If you’re looking to lose belly fat or you can’t fit into the clothes you’d like. Or maybe it’s the embarrassment of having a big gut and not being able to take shirt off in the summer. Toning up your muscles and interval training is one of the fastest ways for you to begin to see almost instant results. But I know from personal experience it’s also one of the most intense ways of training.

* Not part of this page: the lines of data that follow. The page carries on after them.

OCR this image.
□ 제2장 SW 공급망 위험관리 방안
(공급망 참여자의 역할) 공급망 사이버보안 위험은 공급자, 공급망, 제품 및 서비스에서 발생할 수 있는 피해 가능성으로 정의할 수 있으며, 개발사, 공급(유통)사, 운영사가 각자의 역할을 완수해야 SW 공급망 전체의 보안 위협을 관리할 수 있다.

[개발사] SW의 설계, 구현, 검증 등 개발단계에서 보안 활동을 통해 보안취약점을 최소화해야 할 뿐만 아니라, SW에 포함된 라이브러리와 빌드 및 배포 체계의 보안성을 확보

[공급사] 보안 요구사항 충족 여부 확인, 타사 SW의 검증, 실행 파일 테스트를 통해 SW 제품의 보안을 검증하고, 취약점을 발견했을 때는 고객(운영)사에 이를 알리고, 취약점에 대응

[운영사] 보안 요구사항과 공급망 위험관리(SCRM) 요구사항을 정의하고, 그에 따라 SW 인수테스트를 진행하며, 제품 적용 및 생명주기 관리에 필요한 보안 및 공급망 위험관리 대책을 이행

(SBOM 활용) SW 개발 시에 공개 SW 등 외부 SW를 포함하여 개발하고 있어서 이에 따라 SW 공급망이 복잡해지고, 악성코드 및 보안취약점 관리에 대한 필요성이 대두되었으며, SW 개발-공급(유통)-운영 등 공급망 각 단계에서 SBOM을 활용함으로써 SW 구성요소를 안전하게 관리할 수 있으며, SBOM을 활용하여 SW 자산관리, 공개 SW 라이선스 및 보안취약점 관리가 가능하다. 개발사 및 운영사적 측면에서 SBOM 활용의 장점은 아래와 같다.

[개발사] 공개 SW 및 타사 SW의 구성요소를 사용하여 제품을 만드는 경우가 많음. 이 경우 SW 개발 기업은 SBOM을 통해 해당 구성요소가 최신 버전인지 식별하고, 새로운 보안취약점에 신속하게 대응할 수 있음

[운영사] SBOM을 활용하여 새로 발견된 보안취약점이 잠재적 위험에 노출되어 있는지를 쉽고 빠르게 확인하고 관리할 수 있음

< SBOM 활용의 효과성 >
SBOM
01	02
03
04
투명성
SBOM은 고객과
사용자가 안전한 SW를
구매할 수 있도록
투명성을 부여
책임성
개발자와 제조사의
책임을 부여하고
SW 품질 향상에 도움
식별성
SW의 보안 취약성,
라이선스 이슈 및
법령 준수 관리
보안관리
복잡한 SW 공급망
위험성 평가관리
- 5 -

In As Little As 3 Hours A Week
The upside is, although instead of exercising 5-6 days a week, you only need to do this 3 times a week. For long, enough I followed the conventional wisdom of alternating my workout days between aerobics and resistance training. I found that trying to combine both workouts on the same day meant my workouts were becoming longer and longer. Exercise was beginning to take over my life. All I wanted to do was get fit and healthy, and keep my weight under control. I didn’t want to be a professional athlete!
There had to be a way of combining the best of both worlds. Somehow, combine resistance training to sculpt my physique, and aerobics for cardiovascular health, all in the same workout. That’s when I came across interval training. You do a period of intense exercise, then a short rest and another intense spurt followed by another rest. But this mostly seemed to be just sprinting type activities, which although great for burning body fat, doesn’t do much to sculpt your physique.
Work Out Less And Get Better Results
I knew from experience that one of the best ways to actually sculpt and tone my physique was through resistance training. It’s all very well being aerobically fit, except when you look in the mirror and see a skinny shapeless physique looking back at you! That’s when I came across an exercise course called Turbulence Training, created by Craig Ballantyne, a personal trainer and Men’s Health magazine training expert, and a member of the Training Advisory Board for Oxygen magazine. craigballantyne.com
So nothing ventured, nothing gained I purchased a copy of the course. I used the routine and loved it. An incredibly effective training routine taking around 45 minutes, three times a week.
You Will Have To Sweat A Little
One thing it’s not is easy! You do have to work, and work hard. The aim of the program is to turn your body into a fat burning furnace.
“You’ll use resistance training to promote protein turnover, a higher metabolic rate, more calorie burning, and a better body composition, all while cutting down your workout time.” Page 6 of Turbulence Training for Fat Loss.
As for the exercises themselves, they’re all compound exercises. These exercises use the major muscle groups of your body. Such as the deadlift, the squat, the bent over row and the shoulder press. You won’t find any isolation exercises like: pec-deck exercises to isolate your chest muscles, or bicep curls for your arms and leg extensions for the front of your thighs.
No Time Wasting Exercises
You get the scientific background and actual research as to why particular exercises are in the course and others aren’t.
By focussing on the compound exercises not only are you working the maximum muscle in the minimum time, you also don’t need lots of gym equipment. You can do the exercises in this course with little more than a pair of dumb bells and maybe a stability ball. And you can choose whether to do your workouts at the local gym or the comfort of your own home.
Choose Your Own Workout Level
You can choose the level of intensity that you want to start with. And there’s plenty of variety in the program, so you won’t have chance to get bored after a couple of months or so.
If you’re just starting an exercise program or all you’ve done, up to now is jogging round the neighbourhood or spent hours on the gym treadmill, you can start your Turbulence training routine with nothing more than your own bodyweight. So you can at least get some idea as to the effectiveness of these workouts, before you buy any equipment or sign up to the local gym.
There are some areas of the course, which could do with improvement. The exercise descriptions are very basic, with little or no instruction as to the correct technique. And when you start actually using weights on the exercises, then using good form is essential to minimise the risk of injury. That’s where the internet comes in handy, because if you’re in doubt you can always search for proper exercise technique instruction. Or even find some online videos, where you can see someone performing the relevant exercise.
Concerning the exercise schedules, I would have preferred to see them in Microsoft Excel or similar. Then you could have had the choice between keeping a record of your progress on your PC and/or printing them off. When I printed them from the PDF files, I found there wasn’t much room to fill in the boxes.
Routines For Both Men And Women
Talking of PDF files, you do get several extra bonus reports, which are more than just ‘filler’ e-books to pad the course out. You get an extra routine designed especially for women and an extra course for the men, who may be want to focus on adding more muscle. You also get a course that just involves using your own bodyweight, going from beginner to intermediate and advanced. This is ideal for when you have no equipment or can’t get to the gym.
While lots of exercise routines and courses come and go, Turbulence Training has scores of testimonials from both ordinary people and other fitness coaches and writers. Besides which you get to try the program for 8 full weeks, and full money back guarantee, if you’re not completely satisfied.
Although if you’re looking for a quick easy fix to losing weight and getting fit and healthy at the same time, then this probably isn’t for you. However if you’re realistic to know that there are no quick fixes in life and you get out what you put in, then this could well be the answer you’re looking for.